The most effective carrot-based measure uniquely identified by our review was a campaign to provide mobility services to commuters in the Dutch city of Utrecht. Local government and private companies have collaborated to provide free transit passes to employees, combined with a private shuttle to connect transit stops to workplaces. This program, promoted by a marketing and communication plan, has reduced the share of commuters going to the city center by car by 37%.

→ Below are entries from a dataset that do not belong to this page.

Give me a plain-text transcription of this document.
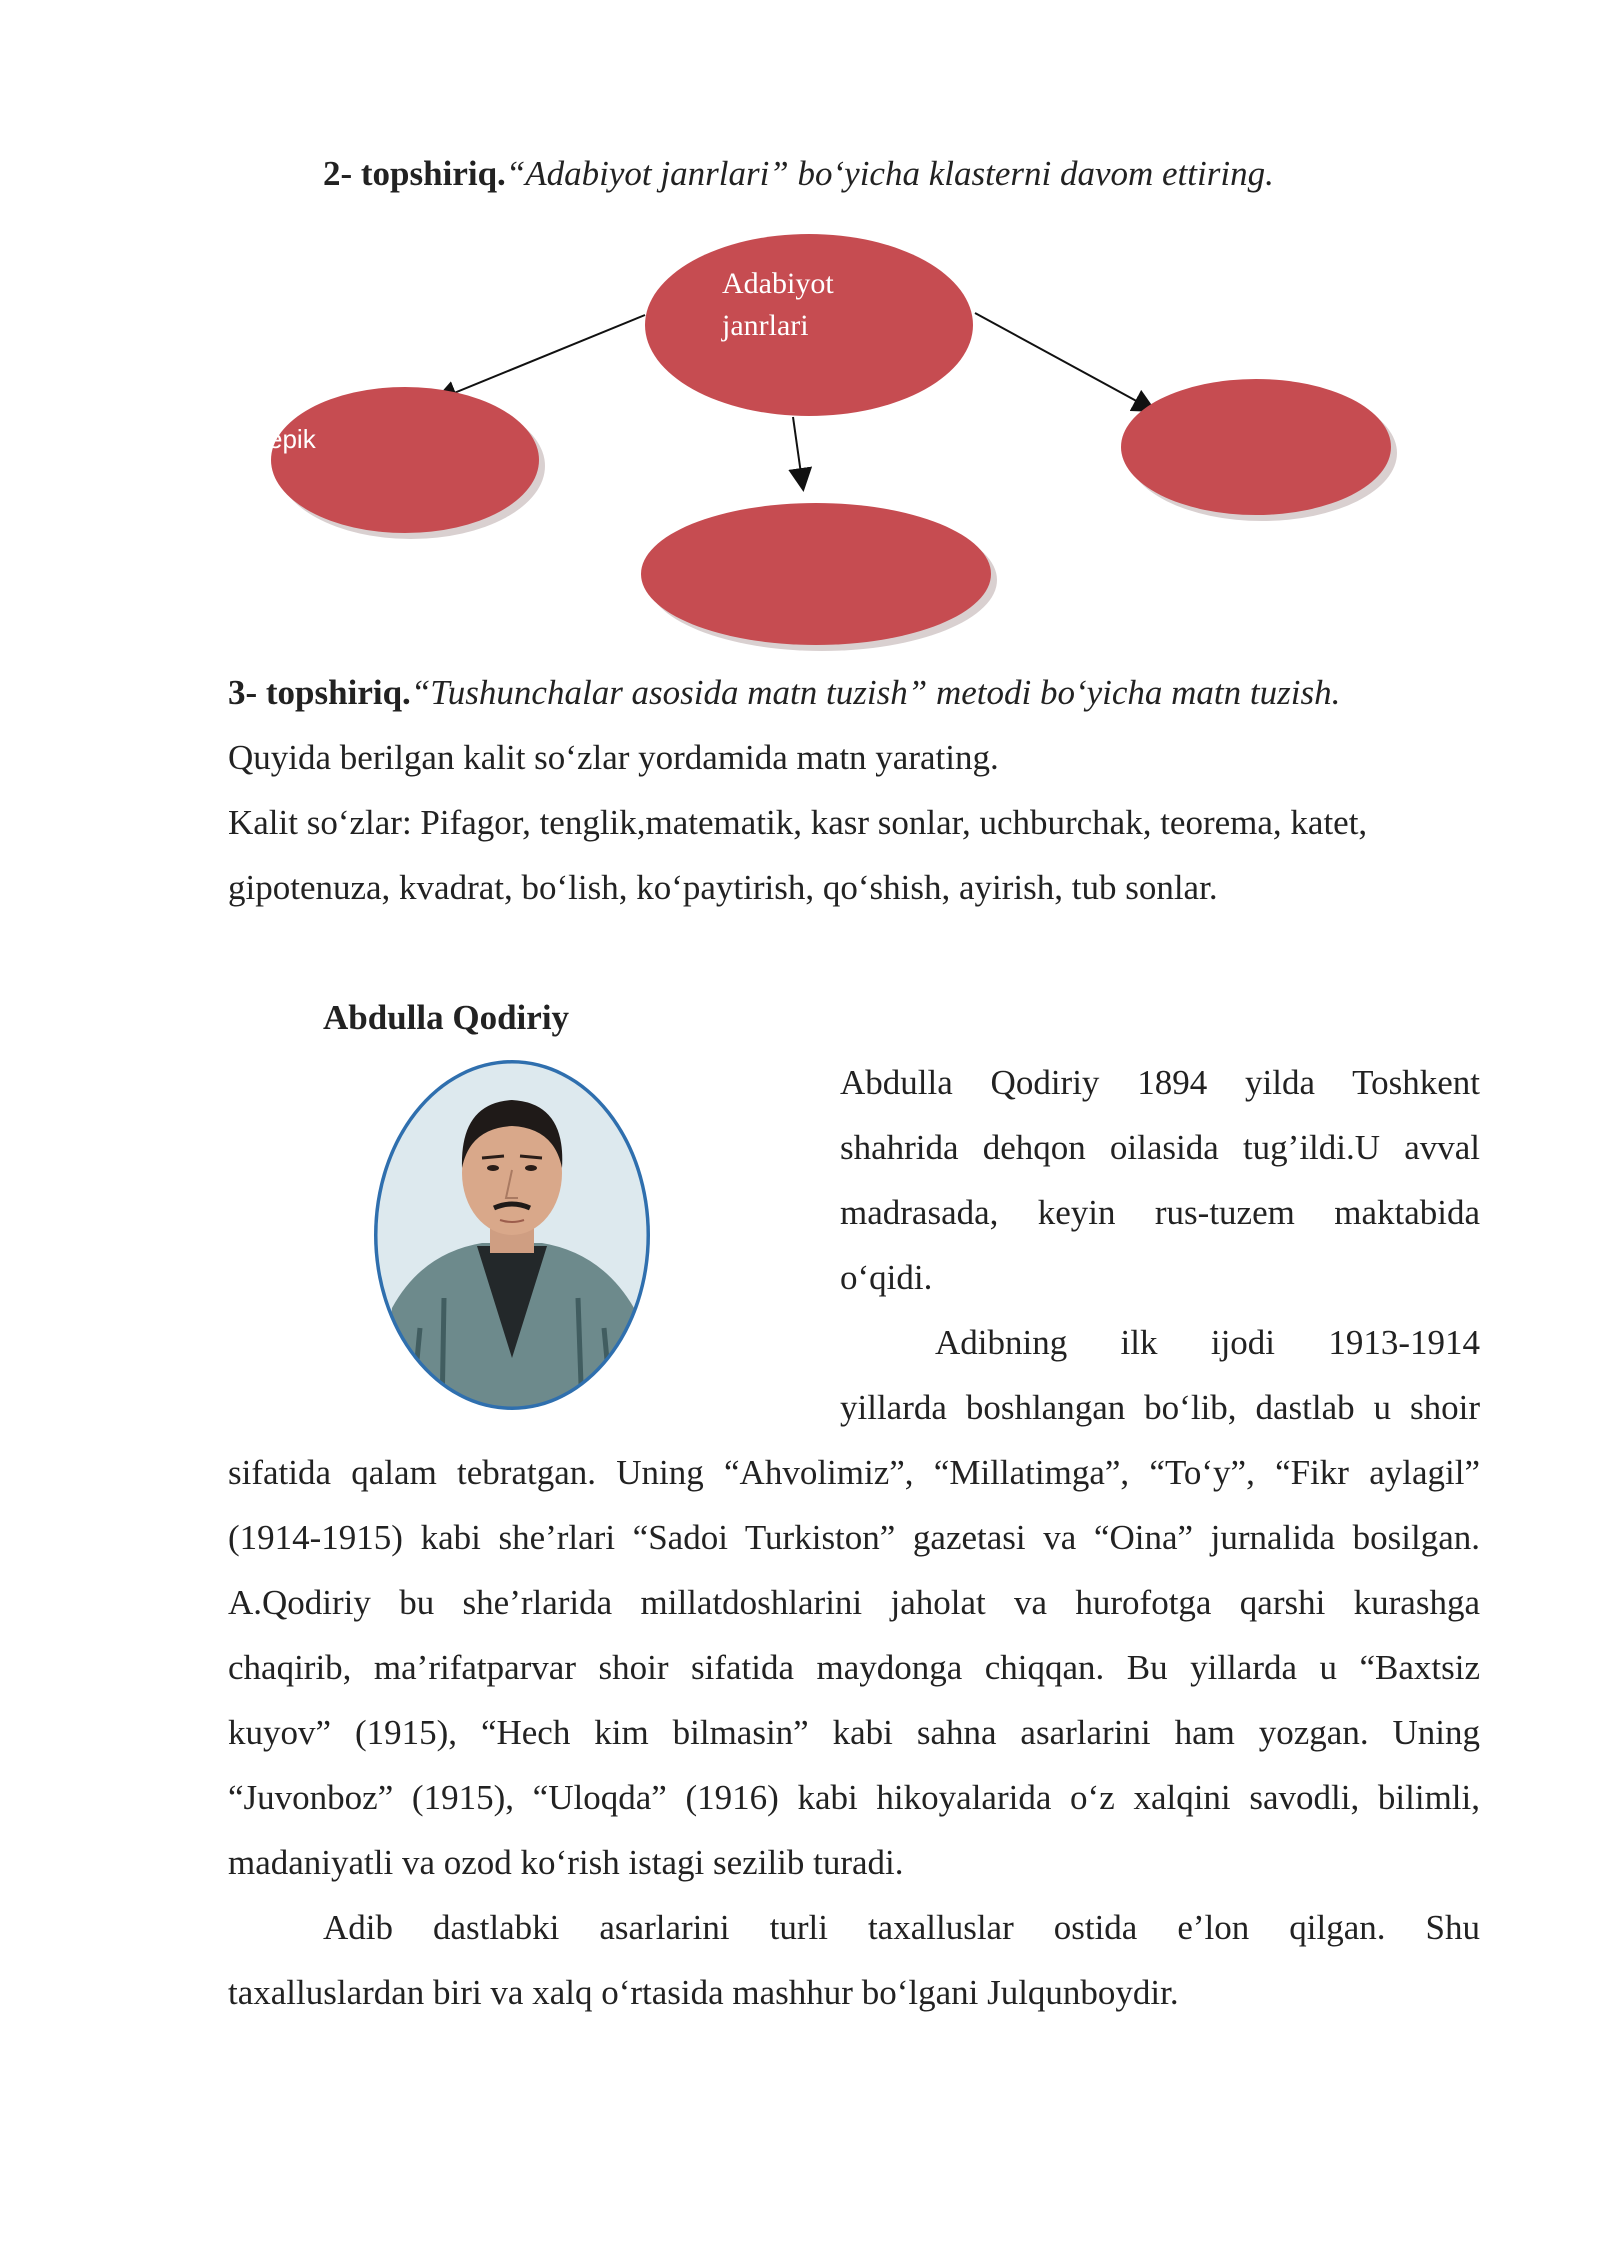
2- topshiriq.“Adabiyot janrlari” bo‘yicha klasterni davom ettiring.

Adabiyot
janrlari
epik

3- topshiriq.“Tushunchalar asosida matn tuzish” metodi bo‘yicha matn tuzish.

Quyida berilgan kalit so‘zlar yordamida matn yarating.

Kalit so‘zlar: Pifagor, tenglik,matematik, kasr sonlar, uchburchak, teorema, katet,

gipotenuza, kvadrat, bo‘lish, ko‘paytirish, qo‘shish, ayirish, tub sonlar.

Abdulla Qodiriy

Abdulla Qodiriy 1894 yilda Toshkent

shahrida dehqon oilasida tug’ildi.U avval

madrasada, keyin rus-tuzem maktabida

o‘qidi.

Adibning ilk ijodi 1913-1914

yillarda boshlangan bo‘lib, dastlab u shoir

sifatida qalam tebratgan. Uning “Ahvolimiz”, “Millatimga”, “To‘y”, “Fikr aylagil”

(1914-1915) kabi she’rlari “Sadoi Turkiston” gazetasi va “Oina” jurnalida bosilgan.

A.Qodiriy bu she’rlarida millatdoshlarini jaholat va hurofotga qarshi kurashga

chaqirib, ma’rifatparvar shoir sifatida maydonga chiqqan. Bu yillarda u “Baxtsiz

kuyov” (1915), “Hech kim bilmasin” kabi sahna asarlarini ham yozgan. Uning

“Juvonboz” (1915), “Uloqda” (1916) kabi hikoyalarida o‘z xalqini savodli, bilimli,

madaniyatli va ozod ko‘rish istagi sezilib turadi.

Adib dastlabki asarlarini turli taxalluslar ostida e’lon qilgan. Shu

taxalluslardan biri va xalq o‘rtasida mashhur bo‘lgani Julqunboydir.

3. Restricted traffic areas

Rome, traditionally one of the most congested cities in Europe, has shifted the balance towards greater use of public transport by limiting car access to the city center at certain times of the day to residents only, as well than to those who pay an annual fee. This has reduced car traffic in the Italian capital by 20% during restricted hours, and by 10% even during unrestricted hours when all cars can visit the centre.

2. Parking and traffic control

In some European cities, removing parking spaces and altering traffic lanes – in many cases replacing space formerly dedicated to cars with streets, cycle paths and pedestrian walkways – has proven effective. . For example, Oslo’s replacement of parking spaces with pedestrianized streets and cycle paths reduced car use in the center of the Norwegian capital by up to 19%.

1. Congestion charges

Drivers must pay to enter the city centre, with the revenue generated going towards sustainable alternative means of transport. London, an early pioneer of this strategy, has cut city center traffic by 33% since the charge was introduced by the city’s first elected mayor, Ken Livingstone, in February 2003.

Other European cities have followed suit, adopting similar schemes after polls in Milan, Stockholm and Gothenburg – with Swedish cities varying their prices by day and time. But although congestion charges clearly lead to a significant and lasting reduction in car use and traffic volume, they alone cannot entirely eliminate the problem of congestion, which persists as incentives and infrastructure favoring the use of the car remain.

  • Kimberly Nicholas is Associate Professor of Sustainability Science at Lund University, Sweden. Paula Kuss is a consultant for the Ministry of Transport in Baden-Württemberg, Germany.